Thousands of Brotherhood supporters took the streets around the country in protests to mark the passage of 100 days since security forces launched a violent crackdown on the group, killing hundreds when they broke up two sit-in camps by backers of ousted President Mohammed Morsi.
Islamists have been holding small, localized protests almost daily to denounce the military’s July 3 removal of Morsi, the country’s first freely elected president. At times, the rallies have swelled to somewhat larger numbers, but the group’s ability to bring out supporters has been crippled by a wave of arrests that has jailed thousands of members.
The military ousted Morsi after massive protests by millions nationwide who demanded his removal after a year in office, accusing him and the Brotherhood of trying to monopolize power. Morsi supporters have accused the military of wrecking the country’s nascent democracy with the coup.
Kerry’s comments about the Brotherhood on Wednesday appeared to be an attempt by Washington to ease tensions with Egypt’s new military-backed government. After initial U.S. criticism of the coup, many Egyptians have accused the U.S. of siding with the Brotherhood and Morsi.

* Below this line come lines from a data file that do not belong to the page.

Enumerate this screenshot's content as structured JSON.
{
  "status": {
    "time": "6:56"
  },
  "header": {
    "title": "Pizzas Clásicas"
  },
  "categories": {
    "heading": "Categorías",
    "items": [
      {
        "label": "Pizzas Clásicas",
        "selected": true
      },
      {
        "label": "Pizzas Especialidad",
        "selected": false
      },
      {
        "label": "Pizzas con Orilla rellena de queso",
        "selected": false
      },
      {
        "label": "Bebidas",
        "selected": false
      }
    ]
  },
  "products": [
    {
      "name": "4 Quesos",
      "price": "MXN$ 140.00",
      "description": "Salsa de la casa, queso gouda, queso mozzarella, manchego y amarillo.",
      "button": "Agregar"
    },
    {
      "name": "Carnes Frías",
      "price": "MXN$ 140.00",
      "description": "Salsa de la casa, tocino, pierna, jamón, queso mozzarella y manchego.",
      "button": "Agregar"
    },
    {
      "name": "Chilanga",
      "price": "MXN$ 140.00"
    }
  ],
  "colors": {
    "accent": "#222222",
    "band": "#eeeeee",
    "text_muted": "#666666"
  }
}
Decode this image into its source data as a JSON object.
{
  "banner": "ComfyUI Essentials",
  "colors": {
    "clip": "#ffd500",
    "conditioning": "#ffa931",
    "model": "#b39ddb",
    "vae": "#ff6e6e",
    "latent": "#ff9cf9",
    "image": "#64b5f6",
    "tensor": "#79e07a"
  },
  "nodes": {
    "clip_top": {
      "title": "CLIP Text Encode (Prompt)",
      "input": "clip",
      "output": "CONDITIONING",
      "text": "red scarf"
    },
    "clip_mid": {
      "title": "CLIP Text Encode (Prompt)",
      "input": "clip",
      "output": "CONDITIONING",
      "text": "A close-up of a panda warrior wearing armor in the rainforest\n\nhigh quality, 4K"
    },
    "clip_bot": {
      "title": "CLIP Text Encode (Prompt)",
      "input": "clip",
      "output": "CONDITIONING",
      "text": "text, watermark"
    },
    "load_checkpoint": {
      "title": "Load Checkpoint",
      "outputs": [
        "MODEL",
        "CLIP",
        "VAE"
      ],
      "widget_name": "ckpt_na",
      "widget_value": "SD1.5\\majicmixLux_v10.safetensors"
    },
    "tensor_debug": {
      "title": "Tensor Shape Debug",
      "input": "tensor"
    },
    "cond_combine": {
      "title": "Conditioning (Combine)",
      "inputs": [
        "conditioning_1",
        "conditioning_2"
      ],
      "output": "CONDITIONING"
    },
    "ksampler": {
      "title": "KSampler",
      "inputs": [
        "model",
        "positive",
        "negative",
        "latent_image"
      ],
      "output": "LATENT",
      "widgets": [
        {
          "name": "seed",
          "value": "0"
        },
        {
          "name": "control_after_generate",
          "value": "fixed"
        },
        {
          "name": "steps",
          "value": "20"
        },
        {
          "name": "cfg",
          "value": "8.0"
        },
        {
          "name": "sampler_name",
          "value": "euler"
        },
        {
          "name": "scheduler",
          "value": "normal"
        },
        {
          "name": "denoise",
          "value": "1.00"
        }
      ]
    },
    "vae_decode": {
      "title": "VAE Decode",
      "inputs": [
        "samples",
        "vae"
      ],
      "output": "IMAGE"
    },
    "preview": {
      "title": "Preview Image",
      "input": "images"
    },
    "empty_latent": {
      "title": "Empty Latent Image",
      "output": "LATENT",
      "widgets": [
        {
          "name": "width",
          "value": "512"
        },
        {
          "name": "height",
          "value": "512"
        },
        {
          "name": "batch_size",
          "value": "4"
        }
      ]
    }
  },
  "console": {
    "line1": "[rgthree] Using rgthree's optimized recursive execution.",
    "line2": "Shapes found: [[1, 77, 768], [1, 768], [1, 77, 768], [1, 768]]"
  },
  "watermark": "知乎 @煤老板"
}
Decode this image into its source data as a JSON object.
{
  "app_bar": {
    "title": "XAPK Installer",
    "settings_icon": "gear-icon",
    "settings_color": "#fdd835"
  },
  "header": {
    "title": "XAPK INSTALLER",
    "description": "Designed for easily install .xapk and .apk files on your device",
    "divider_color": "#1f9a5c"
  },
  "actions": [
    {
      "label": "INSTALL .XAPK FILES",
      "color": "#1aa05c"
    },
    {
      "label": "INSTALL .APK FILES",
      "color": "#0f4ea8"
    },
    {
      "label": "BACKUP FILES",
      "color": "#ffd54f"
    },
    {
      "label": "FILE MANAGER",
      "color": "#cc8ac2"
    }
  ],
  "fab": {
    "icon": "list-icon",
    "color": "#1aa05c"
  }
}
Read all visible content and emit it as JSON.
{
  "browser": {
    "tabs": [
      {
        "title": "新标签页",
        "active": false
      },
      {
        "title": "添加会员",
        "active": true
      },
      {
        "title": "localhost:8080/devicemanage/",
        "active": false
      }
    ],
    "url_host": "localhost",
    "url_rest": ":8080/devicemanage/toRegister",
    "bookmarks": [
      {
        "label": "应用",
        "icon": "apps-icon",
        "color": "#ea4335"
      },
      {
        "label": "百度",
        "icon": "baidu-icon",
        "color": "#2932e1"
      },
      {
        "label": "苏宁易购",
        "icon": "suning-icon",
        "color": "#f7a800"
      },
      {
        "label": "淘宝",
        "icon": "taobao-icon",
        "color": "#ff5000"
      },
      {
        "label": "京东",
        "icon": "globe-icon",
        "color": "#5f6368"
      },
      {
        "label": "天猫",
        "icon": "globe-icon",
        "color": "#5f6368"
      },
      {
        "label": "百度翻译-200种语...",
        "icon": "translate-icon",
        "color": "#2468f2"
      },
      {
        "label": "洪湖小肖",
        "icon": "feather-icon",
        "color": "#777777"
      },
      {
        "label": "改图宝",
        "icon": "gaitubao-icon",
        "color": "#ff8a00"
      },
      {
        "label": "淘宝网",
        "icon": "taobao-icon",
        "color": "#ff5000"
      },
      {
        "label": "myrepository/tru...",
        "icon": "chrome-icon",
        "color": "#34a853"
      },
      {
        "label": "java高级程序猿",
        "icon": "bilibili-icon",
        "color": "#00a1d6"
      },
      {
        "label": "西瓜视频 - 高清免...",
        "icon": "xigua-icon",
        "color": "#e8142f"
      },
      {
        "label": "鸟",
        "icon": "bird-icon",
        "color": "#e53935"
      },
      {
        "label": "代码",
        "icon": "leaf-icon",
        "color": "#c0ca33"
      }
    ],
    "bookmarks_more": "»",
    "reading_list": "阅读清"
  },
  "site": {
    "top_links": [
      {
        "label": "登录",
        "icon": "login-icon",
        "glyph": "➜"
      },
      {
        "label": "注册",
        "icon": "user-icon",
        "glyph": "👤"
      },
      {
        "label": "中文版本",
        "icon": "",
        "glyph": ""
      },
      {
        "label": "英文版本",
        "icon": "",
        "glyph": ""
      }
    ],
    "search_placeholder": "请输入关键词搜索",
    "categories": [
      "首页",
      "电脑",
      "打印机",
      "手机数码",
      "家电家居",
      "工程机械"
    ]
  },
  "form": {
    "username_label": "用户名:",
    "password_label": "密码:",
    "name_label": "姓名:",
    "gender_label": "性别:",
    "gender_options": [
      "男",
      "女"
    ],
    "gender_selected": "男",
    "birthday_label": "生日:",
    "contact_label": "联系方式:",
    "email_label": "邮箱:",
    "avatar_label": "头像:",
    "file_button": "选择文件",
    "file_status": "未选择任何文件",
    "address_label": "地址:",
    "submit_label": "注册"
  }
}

Kerry said the activists who led 18-day uprising that brought down Mubarak had not been “motivated by religion or ideology.” He said hopes for greater freedom and opportunity and an end to corruption was “what drove that revolution. And then it got stolen by the one single-most organized entity in the state, which was the Brotherhood.”
In a statement Friday, the Brotherhood said Kerry was “twisting realities and ignoring facts.” It said the Brotherhood “rose to parliament and the presidency through elections” and accused the U.S. of “supporting the military coup … and ignoring the massacres and oppressive measures that the coup government is carrying out in Egypt.”
At least 600 people were killed on Aug. 14 when riot police cleared the two pro-Morsi camps in Cairo’s Rabaah el-Adawiya and Nahda squares.
Protesters on Friday raised Morsi’s portraits and held up yellow posters with the symbol of a hand raising four fingers. The word “rabaah” means fourth in Arabic, and the gesture has become a symbol of support for Morsi.
With barbed wires and armored vehicles, army and police forces sealed off Friday the two squares, fearing attempts by Islamist protesters to storm them, Egypt’s state news agency MENA reported. The main coalition of Morsi supporters said it will attempt to gather Sunday at the two squares, according to the website of the Freedom and Justice Party newspaper, a Brotherhood mouthpiece.